Following the Script

After Jared Abbrederis showed that a high school dual-threat quarterback could become one of the top receivers in the Big Ten, redshirt freshman Alex Erickson is already on his way to following the same path.

MADISON - In most cases, Alex Erickson would say he's ahead of the learning curve. A former high school dual-threat quarterback and defensive back, Erickson walked on to Wisconsin, converted to wide receiver and made enough strides to earn a spot in the rotation as a redshirt freshman.

Problem with Erickson's early-career story is that it's already been written once before by Jared Abbrederis, and Abbrederis' story has motivated other walk-ons to not be content with taking a slow route to the field.

"He comes out and competes, works his tail off," Erickson said of Abbrederis. "As a younger guy looking up to the older guys, that sticks out most to me. If you come out here and work hard, you'll get chances."

In the case of Wisconsin's wide receivers this season, flashed of success lead to more opportunities. With Wisconsin struggling to find a decent compliment to Abbrederis for the better part of two seasons, Erickson emerged on wide receiver coach Chris Beatty's radar during spring practices as someone who could make an impact. And after being one of the more reliable pass catching weapons throughout fall camp, Erickson was listed as Abbrederis' backup for the season opener, a spot he has retained for Saturday's matchup against Tennessee Tech at Camp Randall Stadium.

"He's the guy that really stands out to me," Abbrederis said of Erickson. "I knew the kind of talent that he had, but I wasn't sure if he would be able to pick up the offense. He was able to jump right in and make plays right away."

A two-time team captain and three-time team MVP, the 6-3, 198-pound Erickson rushed for 3,856 yards and 57 touchdowns, passed for 3,648 yards and 37 touchdowns and recorded 170 tackles and 14 interceptions in his career for Darlington High in southwestern Wisconsin.

He had offers from North Dakota State, Winona State and other Division 2 and Division 3 opportunities, but turned them down to be a part of Wisconsin's rich walk-on tradition and hoped to one day contributing on the field.

"I couldn't pass up the tradition here," he said.

With his high school background, Erickson had knowledge of the wide receiver position from a concept standpoint, but never played a snap at receiver and only knew the tip of the iceberg.

"Never playing the position, you have no clue with what all goes into it," said Erickson. "It's a lot more complex than you think, so I had a lot of learning to do. I just had to hang after it."

As receivers starting getting banged up with injuries in the spring, Erickson saw his reps increase. While he doesn't tower over defenders or zip by them with his speed, Erickson earned the opportunity because he's done what a majority of his fellow receivers haven't: consistently catch most of the balls thrown his way.

"I just try to come out every day and be the same guy," said Erickson. "Whether that's hustling on or off the field or just doing my job, just trying to be consistent so when my time comes I am consistent with the opportunities and make the most of it."

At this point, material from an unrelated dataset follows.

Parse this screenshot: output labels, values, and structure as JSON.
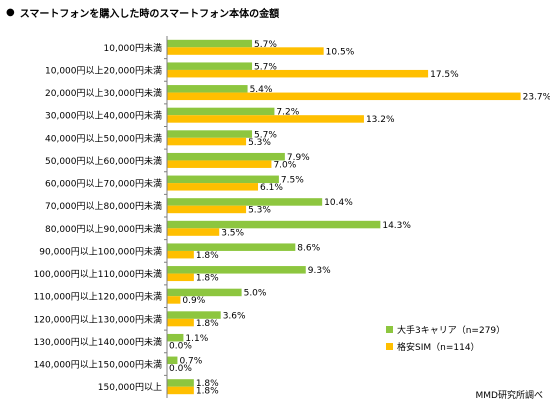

A former high school quarterback from Wautoma, who helped his team win the division 4 state championship as a senior, Abbrederis spent his entire redshirt season working with quarterback Jon Budmayr on his route running, pass catching and agility.

The results led Abbrederis to play in 10 games with two starts his redshirt freshman year, catching 20 passes for 289 yards and three touchdowns. He now enters his senior season within reach of many Lee Evans' school records.

And when somebody asks him about the "mini-Abby" backing him, Abbrederis can't help but smile and say he wants another walk-on, like Erickson, to challenge his records down the road.

"I honestly didn't know what year he was because it seems like he's been here for awhile," said Abbrederis. "He's been doing a really good job. It's cool to see a walk-on come in and contribute. He just comes to work every day and makes as many plays as he can. It's fun to see."